Kavga olayından sonra da çocuğun yüzüne bile bakmamıştı. Zaten okul kapandığında
da bir daha istese bile onun yüzünü bile göremeyecekti. Çünkü o mezun olacaktı
ve bu okuldan haliyle ayrılacaktı.
En
Yakın, En Tehlikeli
-Ben çok
seviyorum onu.
Sekizinci
sınıfın büyük bir bölümünü bu cümleyle geçirdi. Yakın olduğu erkek arkadaşına
karşı bir şeyler hissetmeye başlamıştı. En yakın arkadaşına devamlı onu
anlatıyordu. Şubat tatiline kadar devamlı herkese onu anlatıp durdu. Ama bu
çocuğun kulağına hiç gitmemişti. Bazen okul koridorunda onu görmek, onun ona
olan bir bakışını görmek bile onun kalbinin hızlı hızlı atmasına neden
oluyordu. Şubat tatiline girmeden önceki son gün çocuğun yanına gitti. Ve ona
ondan hoşlandığını söyledi.
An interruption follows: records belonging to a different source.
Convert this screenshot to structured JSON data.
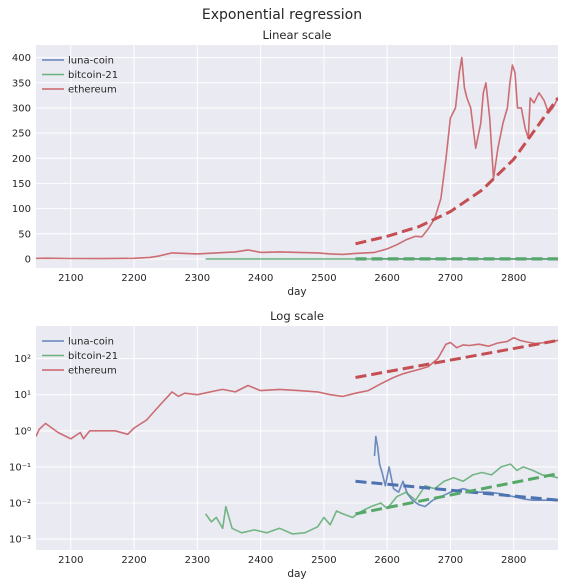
{
  "figure": {
    "title": "Exponential regression"
  },
  "colors": {
    "background": "#eaeaf2",
    "grid": "#ffffff",
    "luna": "#4c72b0",
    "bitcoin": "#55a868",
    "ethereum": "#c44e52"
  },
  "chart_data": [
    {
      "type": "line",
      "title": "Linear scale",
      "xlabel": "day",
      "ylabel": "",
      "xlim": [
        2045,
        2870
      ],
      "ylim": [
        -18,
        425
      ],
      "yscale": "linear",
      "grid": true,
      "legend": "top-left",
      "xticks": [
        2100,
        2200,
        2300,
        2400,
        2500,
        2600,
        2700,
        2800
      ],
      "xtick_labels": [
        "2100",
        "2200",
        "2300",
        "2400",
        "2500",
        "2600",
        "2700",
        "2800"
      ],
      "yticks": [
        0,
        50,
        100,
        150,
        200,
        250,
        300,
        350,
        400
      ],
      "ytick_labels": [
        "0",
        "50",
        "100",
        "150",
        "200",
        "250",
        "300",
        "350",
        "400"
      ],
      "series": [
        {
          "name": "luna-coin",
          "color": "#4c72b0",
          "x": [
            2582,
            2600,
            2650,
            2700,
            2750,
            2800,
            2850,
            2870
          ],
          "y": [
            0.5,
            0.3,
            0.02,
            0.02,
            0.02,
            0.015,
            0.012,
            0.012
          ]
        },
        {
          "name": "bitcoin-21",
          "color": "#55a868",
          "x": [
            2313,
            2400,
            2500,
            2600,
            2700,
            2750,
            2800,
            2870
          ],
          "y": [
            0.005,
            0.002,
            0.002,
            0.01,
            0.03,
            0.08,
            0.1,
            0.05
          ]
        },
        {
          "name": "ethereum",
          "color": "#c44e52",
          "x": [
            2045,
            2060,
            2100,
            2150,
            2200,
            2225,
            2240,
            2260,
            2280,
            2300,
            2330,
            2360,
            2380,
            2400,
            2430,
            2460,
            2490,
            2510,
            2530,
            2550,
            2580,
            2600,
            2615,
            2630,
            2645,
            2655,
            2665,
            2675,
            2685,
            2693,
            2700,
            2708,
            2714,
            2718,
            2722,
            2726,
            2732,
            2740,
            2748,
            2752,
            2756,
            2762,
            2768,
            2775,
            2783,
            2790,
            2794,
            2798,
            2802,
            2806,
            2812,
            2818,
            2823,
            2826,
            2832,
            2840,
            2848,
            2855,
            2862,
            2870
          ],
          "y": [
            1,
            1.5,
            0.8,
            0.7,
            1.2,
            3,
            6,
            12,
            11,
            10,
            12,
            14,
            18,
            13,
            14,
            13,
            12,
            10,
            9,
            11,
            13,
            20,
            28,
            38,
            45,
            44,
            60,
            80,
            120,
            200,
            280,
            300,
            370,
            400,
            340,
            320,
            300,
            220,
            270,
            330,
            350,
            280,
            160,
            220,
            270,
            300,
            350,
            385,
            370,
            300,
            300,
            260,
            240,
            320,
            310,
            330,
            315,
            290,
            300,
            320
          ]
        }
      ],
      "fits": [
        {
          "name": "luna-coin",
          "color": "#4c72b0",
          "x": [
            2550,
            2870
          ],
          "y": [
            0.04,
            0.012
          ]
        },
        {
          "name": "bitcoin-21",
          "color": "#55a868",
          "x": [
            2550,
            2870
          ],
          "y": [
            0.005,
            0.065
          ]
        },
        {
          "name": "ethereum",
          "color": "#c44e52",
          "x": [
            2550,
            2600,
            2650,
            2700,
            2750,
            2800,
            2870
          ],
          "y": [
            30,
            45,
            64,
            94,
            137,
            198,
            320
          ]
        }
      ]
    },
    {
      "type": "line",
      "title": "Log scale",
      "xlabel": "day",
      "ylabel": "",
      "xlim": [
        2045,
        2870
      ],
      "ylim": [
        0.0005,
        800
      ],
      "yscale": "log",
      "grid": true,
      "legend": "top-left",
      "xticks": [
        2100,
        2200,
        2300,
        2400,
        2500,
        2600,
        2700,
        2800
      ],
      "xtick_labels": [
        "2100",
        "2200",
        "2300",
        "2400",
        "2500",
        "2600",
        "2700",
        "2800"
      ],
      "yticks": [
        0.001,
        0.01,
        0.1,
        1,
        10,
        100
      ],
      "ytick_labels": [
        "10⁻³",
        "10⁻²",
        "10⁻¹",
        "10⁰",
        "10¹",
        "10²"
      ],
      "series": [
        {
          "name": "luna-coin",
          "color": "#4c72b0",
          "x": [
            2580,
            2582,
            2585,
            2588,
            2592,
            2597,
            2603,
            2610,
            2618,
            2625,
            2632,
            2640,
            2650,
            2660,
            2672,
            2685,
            2700,
            2720,
            2740,
            2760,
            2780,
            2800,
            2815,
            2830,
            2850,
            2870
          ],
          "y": [
            0.2,
            0.7,
            0.35,
            0.12,
            0.07,
            0.03,
            0.1,
            0.025,
            0.02,
            0.04,
            0.018,
            0.012,
            0.009,
            0.008,
            0.012,
            0.015,
            0.02,
            0.025,
            0.02,
            0.02,
            0.018,
            0.015,
            0.013,
            0.012,
            0.012,
            0.012
          ]
        },
        {
          "name": "bitcoin-21",
          "color": "#55a868",
          "x": [
            2313,
            2322,
            2330,
            2340,
            2345,
            2355,
            2370,
            2390,
            2410,
            2430,
            2450,
            2470,
            2490,
            2500,
            2510,
            2520,
            2530,
            2545,
            2560,
            2575,
            2590,
            2600,
            2615,
            2630,
            2645,
            2660,
            2675,
            2690,
            2705,
            2720,
            2735,
            2750,
            2765,
            2780,
            2795,
            2805,
            2815,
            2830,
            2845,
            2860,
            2870
          ],
          "y": [
            0.005,
            0.003,
            0.004,
            0.002,
            0.008,
            0.002,
            0.0015,
            0.0018,
            0.0015,
            0.002,
            0.0014,
            0.0015,
            0.0022,
            0.004,
            0.0025,
            0.006,
            0.005,
            0.004,
            0.006,
            0.008,
            0.01,
            0.007,
            0.015,
            0.02,
            0.012,
            0.03,
            0.025,
            0.04,
            0.05,
            0.04,
            0.06,
            0.07,
            0.06,
            0.1,
            0.12,
            0.08,
            0.1,
            0.08,
            0.06,
            0.055,
            0.05
          ]
        },
        {
          "name": "ethereum",
          "color": "#c44e52",
          "x": [
            2045,
            2050,
            2060,
            2080,
            2100,
            2115,
            2120,
            2130,
            2150,
            2170,
            2190,
            2200,
            2220,
            2240,
            2260,
            2270,
            2280,
            2300,
            2330,
            2340,
            2360,
            2380,
            2400,
            2430,
            2460,
            2490,
            2510,
            2530,
            2550,
            2570,
            2590,
            2610,
            2625,
            2640,
            2650,
            2665,
            2680,
            2693,
            2700,
            2710,
            2720,
            2730,
            2745,
            2760,
            2775,
            2790,
            2800,
            2810,
            2820,
            2835,
            2850,
            2870
          ],
          "y": [
            0.7,
            1.1,
            1.6,
            0.9,
            0.6,
            0.9,
            0.6,
            1.0,
            1.0,
            1.0,
            0.8,
            1.2,
            2.0,
            5.0,
            12,
            9,
            11,
            10,
            13,
            14,
            12,
            18,
            13,
            14,
            13,
            12,
            10,
            9,
            11,
            13,
            20,
            30,
            38,
            45,
            50,
            60,
            100,
            250,
            280,
            200,
            240,
            230,
            250,
            220,
            270,
            300,
            380,
            320,
            290,
            260,
            280,
            320
          ]
        }
      ],
      "fits": [
        {
          "name": "luna-coin",
          "color": "#4c72b0",
          "x": [
            2550,
            2870
          ],
          "y": [
            0.04,
            0.012
          ]
        },
        {
          "name": "bitcoin-21",
          "color": "#55a868",
          "x": [
            2550,
            2870
          ],
          "y": [
            0.005,
            0.065
          ]
        },
        {
          "name": "ethereum",
          "color": "#c44e52",
          "x": [
            2550,
            2870
          ],
          "y": [
            30,
            320
          ]
        }
      ]
    }
  ]
}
Çocuk ise sessizliğini bozmadı. Fakat on beş
tatilinden sonra hiçbir şey olmamış gibi davranmaya devam etti.
İlk
Dans
Sekizinci
sınıflar arasında düzenlenen mezuniyet balosundaki ilk dansını hoşlandığı
çocukla etmişti. Bu hoşlandığı çocuk on beş tatilden önce ilanı aşk ettiği
çocuk değildi. O çocuk yüzünden kendini çok üzmüştü. Ve bunu sınıftan kendine
yakın gördüğü bir arkadaşıyla paylaşmıştı. Bu arkadaşı da ona o konu da çok
değer vermiş onu dinlemiş ve ona yorumlar yapmıştı. Bu arkadaşı sınıfa
sekizinci sınıfta gelmiş, kısa sürede sınıftakilerle iyi anlaşmıştı. Üstelik
okulun da yakışıklıları arasındaydı. Hatta birinci dönem yan sınıftan bir kızla
bile çıkmıştı. Bu çocukta farklı bir şeyler olduğunu hissediyordu. Fakat yine
yanılmıştı. Çocuk ondan sonra eski sevgilisiyle dans etmiş ve onunla
barışmıştı. Tam anlamıyla hayal kırıklığına uğramıştı. Artık kimseye karşı bir
şey hissetmiyordu. Platonik bile olsa kimseden hoşlanmıyordu bile. O sene de
sınava girdi. Önceki iki senesine göre gayet yüksek bir puan yapmıştı. Gönül
rahatlığıyla yapacağı bir yaz tatili onu bekliyordu.
Aşk
-Ben senden
hoşlanıyorum.
-Ama daha çok
kısa bir süredir tanışıyoruz.
-Bana bir
şans ver, lütfen.
Bir şans
verdiği bu kişi onun ilk aşkıydı. Kendisinden büyüktü. Fakat bakışları o adar
masum ve içtendi ki… Kısa sürede birbirlerini daha çok tanımışlardı. Daha sık
görüşmeye başlamışlardı. Hayatında ilk defa ciddi anlamda bir ilişkisi vardı.
Ve hissettiği duygular öncekilerden çok farklıydı. Ne mi oldu? Bir yıl boyunca
güzel bir ilişkileri oldu ve ayrıldılar. Uzatmaya gerek var mı? Hangi "ay"ın ışığı orjinal ki?